Furthermore, it is provided that the cast melt will be added during the filling into the piston casting tool and / or after the partial solidification. The addition of fiber material has the advantage that all or only certain Regions of the piston blank are reinforced by the addition of the fiber material, which is particularly advantageous that the fiber material is supplied only from a time after a peripheral shell has formed from solidified casting melt. If, for example, the bowl rim and / or the ring field of the later piston is to be reinforced with the fibers, the solidification of the filled casting melt in the hub area should also be awaited.

Finally, it should be pointed out that in order to improve the tightness of the Spei¬ serhülse these press by means of the gas pressure and / or optionally other means against the piston head and in the feeder collar. As a further means come here, for example, hydraulically acting actuators into consideration.

In the figure, an embodiment of the invention is shown and described as follows, wherein the inventive method is not limited to this embodiment.

Reference numeral 1 designates a casting tool that, depending on the geometric design of the piston to be produced, consists of a plurality of molds (partial molds). These parts; of the casting tool 1 are shown here only schematically, so that it is, for example, a core 2 for the interior and a core 3 for the bolt hole. The üb¬ rige, outer mold (or casting halves) are present, but not further described here be¬. In a manner known per se, casting melt is introduced into the casting mold 1 via a feed device, so that the free areas around the cores and casting molds are filled with molten casting. By means of a special embodiment of the pouring bottom and the feeder sleeve, a wall or collar 4 is formed around the feeder which holds the feeder contents in position when the casting tool is opened to realize short cycle times according to the method at a time at which the contents of the "collar feeder" 5 In this case, a peripheral edge 4 is formed on which a collar feeder 5 can be placed.
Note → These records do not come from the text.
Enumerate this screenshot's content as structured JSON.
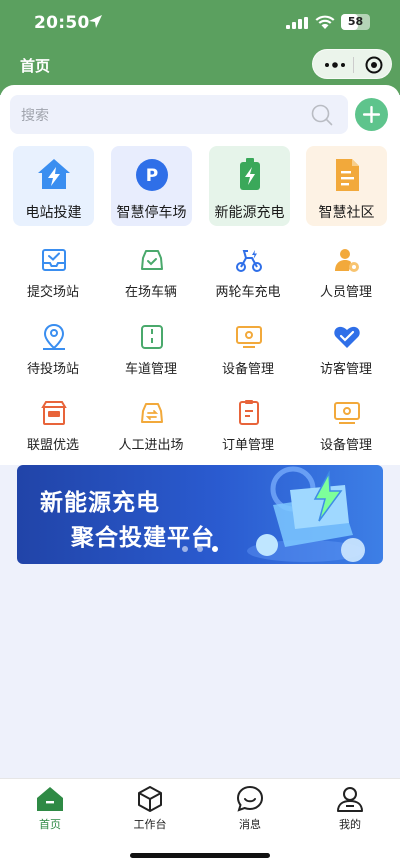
{
  "status_bar": {
    "time": "20:50",
    "battery": "58",
    "battery_level": 0.58
  },
  "header": {
    "title": "首页",
    "bg": "#5ba05f"
  },
  "search": {
    "placeholder": "搜索"
  },
  "featured": [
    {
      "label": "电站投建",
      "icon": "house-bolt-icon",
      "bg": "#e8f1fe"
    },
    {
      "label": "智慧停车场",
      "icon": "parking-icon",
      "bg": "#e8edfd"
    },
    {
      "label": "新能源充电",
      "icon": "battery-charge-icon",
      "bg": "#e6f4ea"
    },
    {
      "label": "智慧社区",
      "icon": "document-icon",
      "bg": "#fdf2e4"
    }
  ],
  "grid": [
    {
      "label": "提交场站",
      "icon": "inbox-check-icon"
    },
    {
      "label": "在场车辆",
      "icon": "car-check-icon"
    },
    {
      "label": "两轮车充电",
      "icon": "ebike-icon"
    },
    {
      "label": "人员管理",
      "icon": "user-gear-icon"
    },
    {
      "label": "待投场站",
      "icon": "location-user-icon"
    },
    {
      "label": "车道管理",
      "icon": "lane-icon"
    },
    {
      "label": "设备管理",
      "icon": "monitor-icon"
    },
    {
      "label": "访客管理",
      "icon": "handshake-icon"
    },
    {
      "label": "联盟优选",
      "icon": "shop-icon"
    },
    {
      "label": "人工进出场",
      "icon": "car-swap-icon"
    },
    {
      "label": "订单管理",
      "icon": "order-icon"
    },
    {
      "label": "设备管理",
      "icon": "device-gear-icon"
    }
  ],
  "banner": {
    "line1": "新能源充电",
    "line2": "聚合投建平台",
    "page_count": 3,
    "active_page": 3
  },
  "tabs": [
    {
      "label": "首页",
      "icon": "home-icon",
      "active": true
    },
    {
      "label": "工作台",
      "icon": "cube-icon",
      "active": false
    },
    {
      "label": "消息",
      "icon": "chat-icon",
      "active": false
    },
    {
      "label": "我的",
      "icon": "profile-icon",
      "active": false
    }
  ],
  "colors": {
    "primary": "#5ba05f",
    "accent_green": "#5ec48c",
    "tab_active": "#2f8a45"
  }
}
Within the collar feeder 5, the casting melt 6 can rise to a desired level, so that above the filled casting melt 6 after the completion of the feed of casting melt within the collar feeder 5, a free space is created via which the casting melt is subjected to a gas pressure , The gas for this purpose is supplied via a pressure line 7, which is open during the filling process of the casting melt relative to the environment, so that a pressure equalization can take place. After completion of the filling process of the casting melt, a gas pressure is generated by suitable means, the then can act on the melt surface in the collar feeder 5 via the pressure line 7.

LIST OF REFERENCE NUMBERS

1. casting tool

2nd core 3rd core

4. collar of the feeder

5. Collar feeder

6. casting melt

7. pressure line

Claims

P A T E N T A N S P R E C H E 1.

Apparatus for mass-producing a piston, wherein a casting melt can be introduced into a multi-part casting mold and at least one feeder via an inlet region, characterized in that the feeder has an open end, the casting melt having a gas pressure via this opening can be acted upon.

Second

A method for series production of a piston, wherein a casting melt is filled via a feed region into a multi-part casting mold and at least one feeder, characterized by the use of a feeder according to claim 1.

Third

A method according to claim 2, characterized in that the gas pressure is generated after the filling of the Kolbengießwerkzeuges before the solidification of the casting melt.

4th

A method according to claim 2, characterized in that the gas pressure is generated after filling the Kolbengießwerkzeuges and after the partial solidification of the casting melt.

5th

Method according to one of claims 2 to 4, characterized in that after filling the Kolbengießwerkzeuges the formation of an edge shell of solidified Gieß¬ melt is awaited.

6th

Method according to one of claims 2 to 5, characterized in that the Gieß¬ melt is added during the filling in the Kolbengießwerkzeug and / or after the partial solidification heat-resistant fiber material.